When fighting inflation, targeting the labor market and worrying about economy strength is in effect “guarding the wrong player.” The far better harbinger of future inflation is what’s happening with the money supply – a measure of total liquid cash and deposits in the system. Historically money supply has grown modestly, but it rocketed higher in 2020 and 2021 as the government flooded the system with liquidity to offset hardships and supply dislocations caused by the pandemic. This fueled the sharp increase in inflation during and since the global reopening.

The money supply peaked in March 2022 as the Fed began fighting inflation, and it has been steadily declining since. This is the key to bringing inflation down towards the Fed’s target and why the Fed is likely at the end of this tightening cycle. The latest readings on CPI and PPI were 2.97% and 2.42%, respectively, after both spiking to over 9% in (not coincidentally) March of 2022.

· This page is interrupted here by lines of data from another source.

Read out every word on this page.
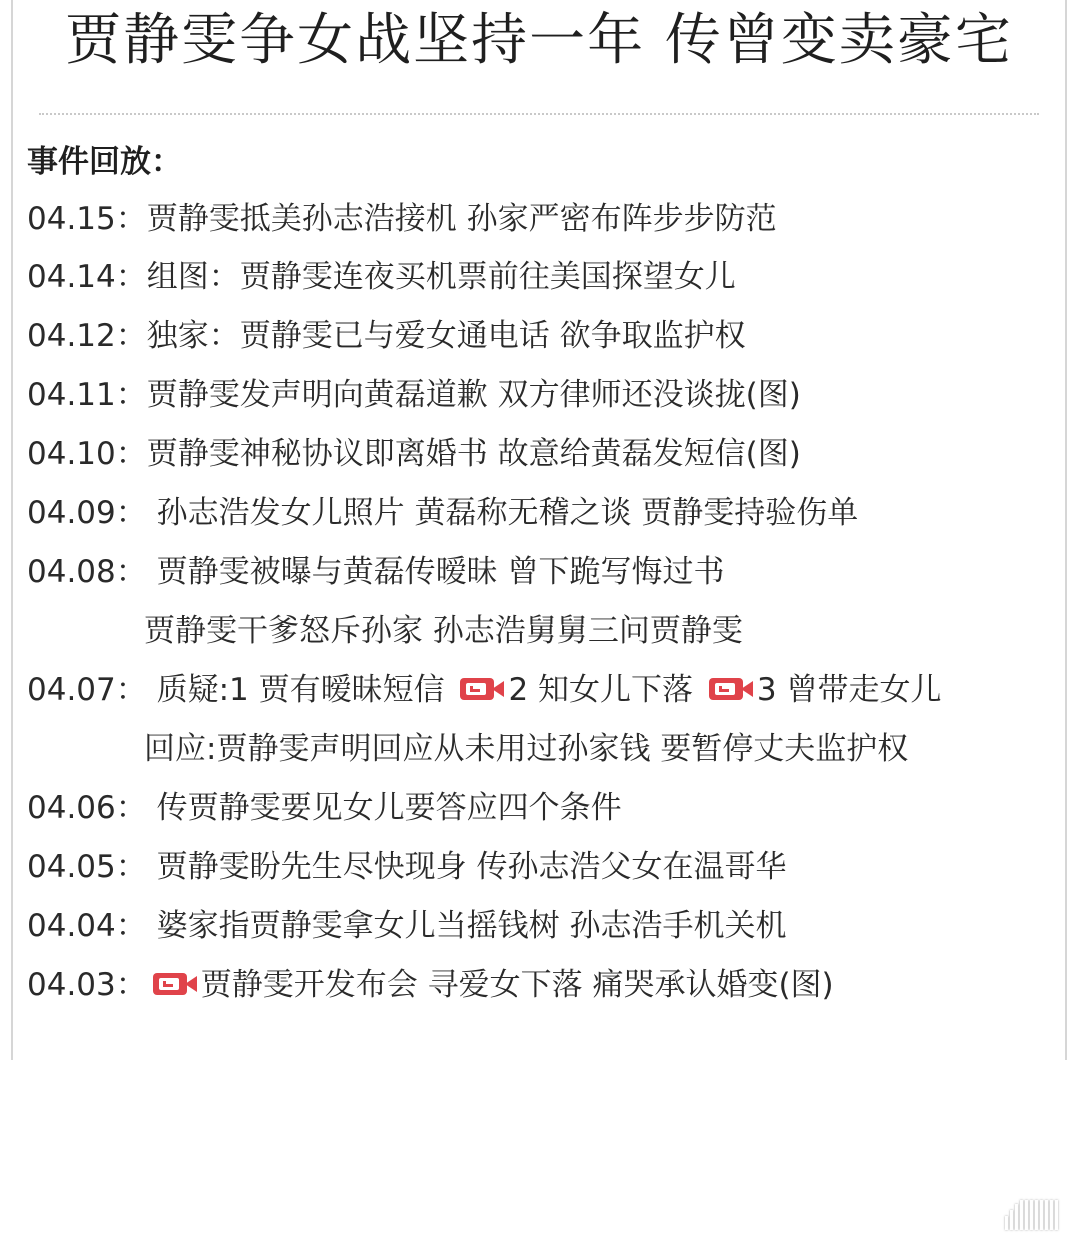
贾静雯争女战坚持一年 传曾变卖豪宅
事件回放：
04.15：贾静雯抵美孙志浩接机 孙家严密布阵步步防范
04.14：组图：贾静雯连夜买机票前往美国探望女儿
04.12：独家：贾静雯已与爱女通电话 欲争取监护权
04.11：贾静雯发声明向黄磊道歉 双方律师还没谈拢(图)
04.10：贾静雯神秘协议即离婚书 故意给黄磊发短信(图)
04.09： 孙志浩发女儿照片 黄磊称无稽之谈 贾静雯持验伤单
04.08： 贾静雯被曝与黄磊传暧昧 曾下跪写悔过书
贾静雯干爹怒斥孙家 孙志浩舅舅三问贾静雯
04.07： 质疑:1 贾有暧昧短信
2 知女儿下落
3 曾带走女儿
回应:贾静雯声明回应从未用过孙家钱 要暂停丈夫监护权
04.06： 传贾静雯要见女儿要答应四个条件
04.05： 贾静雯盼先生尽快现身 传孙志浩父女在温哥华
04.04： 婆家指贾静雯拿女儿当摇钱树 孙志浩手机关机
04.03： 贾静雯开发布会 寻爱女下落 痛哭承认婚变(图)
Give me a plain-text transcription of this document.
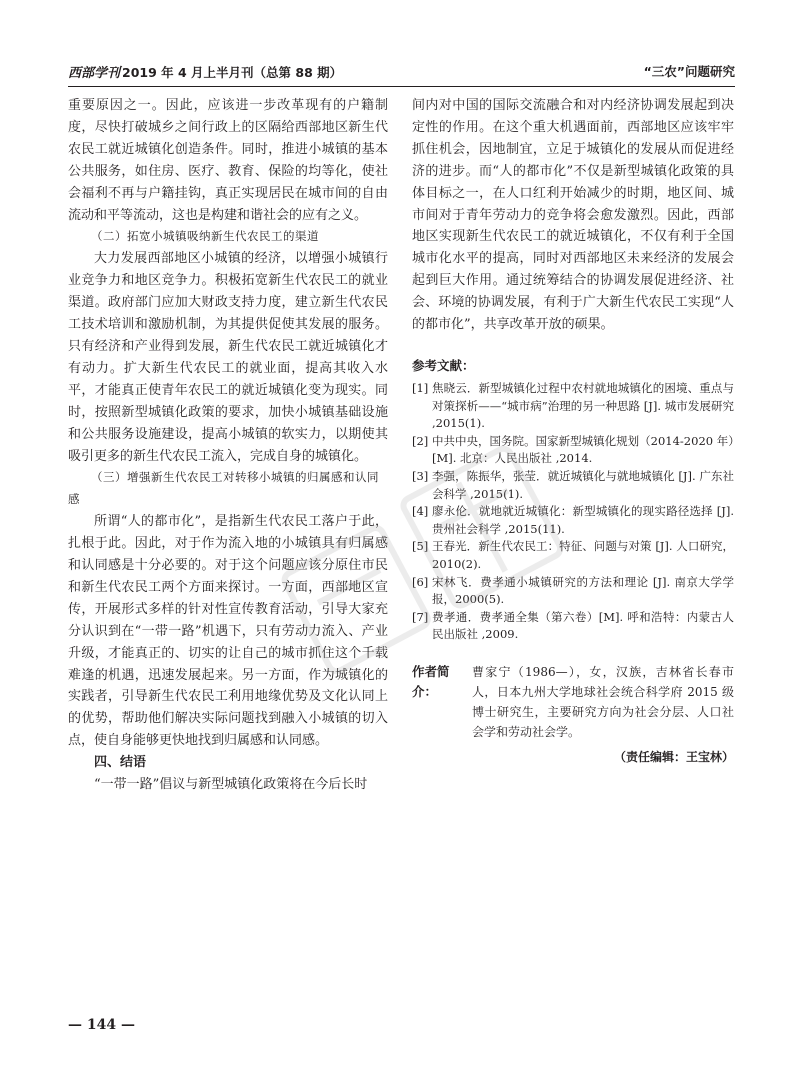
西部学刊 2019 年 4 月上半月刊（总第 88 期）	“三农”问题研究

重要原因之一。因此，应该进一步改革现有的户籍制度，尽快打破城乡之间行政上的区隔给西部地区新生代农民工就近城镇化创造条件。同时，推进小城镇的基本公共服务，如住房、医疗、教育、保险的均等化，使社会福利不再与户籍挂钩，真正实现居民在城市间的自由流动和平等流动，这也是构建和谐社会的应有之义。

（二）拓宽小城镇吸纳新生代农民工的渠道

大力发展西部地区小城镇的经济，以增强小城镇行业竞争力和地区竞争力。积极拓宽新生代农民工的就业渠道。政府部门应加大财政支持力度，建立新生代农民工技术培训和激励机制，为其提供促使其发展的服务。只有经济和产业得到发展，新生代农民工就近城镇化才有动力。扩大新生代农民工的就业面，提高其收入水平，才能真正使青年农民工的就近城镇化变为现实。同时，按照新型城镇化政策的要求，加快小城镇基础设施和公共服务设施建设，提高小城镇的软实力，以期使其吸引更多的新生代农民工流入，完成自身的城镇化。

（三）增强新生代农民工对转移小城镇的归属感和认同感

所谓“人的都市化”，是指新生代农民工落户于此，扎根于此。因此，对于作为流入地的小城镇具有归属感和认同感是十分必要的。对于这个问题应该分原住市民和新生代农民工两个方面来探讨。一方面，西部地区宣传，开展形式多样的针对性宣传教育活动，引导大家充分认识到在“一带一路”机遇下，只有劳动力流入、产业升级，才能真正的、切实的让自己的城市抓住这个千载难逢的机遇，迅速发展起来。另一方面，作为城镇化的实践者，引导新生代农民工利用地缘优势及文化认同上的优势，帮助他们解决实际问题找到融入小城镇的切入点，使自身能够更快地找到归属感和认同感。

四、结语

“一带一路”倡议与新型城镇化政策将在今后长时

间内对中国的国际交流融合和对内经济协调发展起到决定性的作用。在这个重大机遇面前，西部地区应该牢牢抓住机会，因地制宜，立足于城镇化的发展从而促进经济的进步。而“人的都市化”不仅是新型城镇化政策的具体目标之一，在人口红利开始减少的时期，地区间、城市间对于青年劳动力的竞争将会愈发激烈。因此，西部地区实现新生代农民工的就近城镇化，不仅有利于全国城市化水平的提高，同时对西部地区未来经济的发展会起到巨大作用。通过统筹结合的协调发展促进经济、社会、环境的协调发展，有利于广大新生代农民工实现“人的都市化”，共享改革开放的硕果。

参考文献：
[1] 焦晓云．新型城镇化过程中农村就地城镇化的困境、重点与对策探析——“城市病”治理的另一种思路 [J]. 城市发展研究 ,2015(1).
[2] 中共中央，国务院。国家新型城镇化规划（2014-2020 年）[M]. 北京：人民出版社 ,2014.
[3] 李强，陈振华，张莹．就近城镇化与就地城镇化 [J]. 广东社会科学 ,2015(1).
[4] 廖永伦．就地就近城镇化：新型城镇化的现实路径选择 [J]. 贵州社会科学 ,2015(11).
[5] 王春光．新生代农民工：特征、问题与对策 [J]. 人口研究，2010(2).
[6] 宋林飞．费孝通小城镇研究的方法和理论 [J]. 南京大学学报，2000(5).
[7] 费孝通．费孝通全集（第六卷）[M]. 呼和浩特：内蒙古人民出版社 ,2009.
作者简介：
曹家宁（1986—），女，汉族，吉林省长春市人，日本九州大学地球社会统合科学府 2015 级博士研究生，主要研究方向为社会分层、人口社会学和劳动社会学。
（责任编辑：王宝林）
— 144 —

It is wrong to assume that economic weakness and/or employment slack is necessary to win the war on inflation. By now, enough time has passed since the most aggressive hikes last summer to account for any lags in monetary policy, and yet the economy remains very strong. At the same time, the Fed is successfully getting inflation under control by shrinking the money supply. Using money supply as the better inflationary predictor reconciles this lower inflation data with ongoing labor/economic strength. The Fed’s track record on engineering soft landings isn’t great, but stock market gains this year suggest that it might just pull it off this time.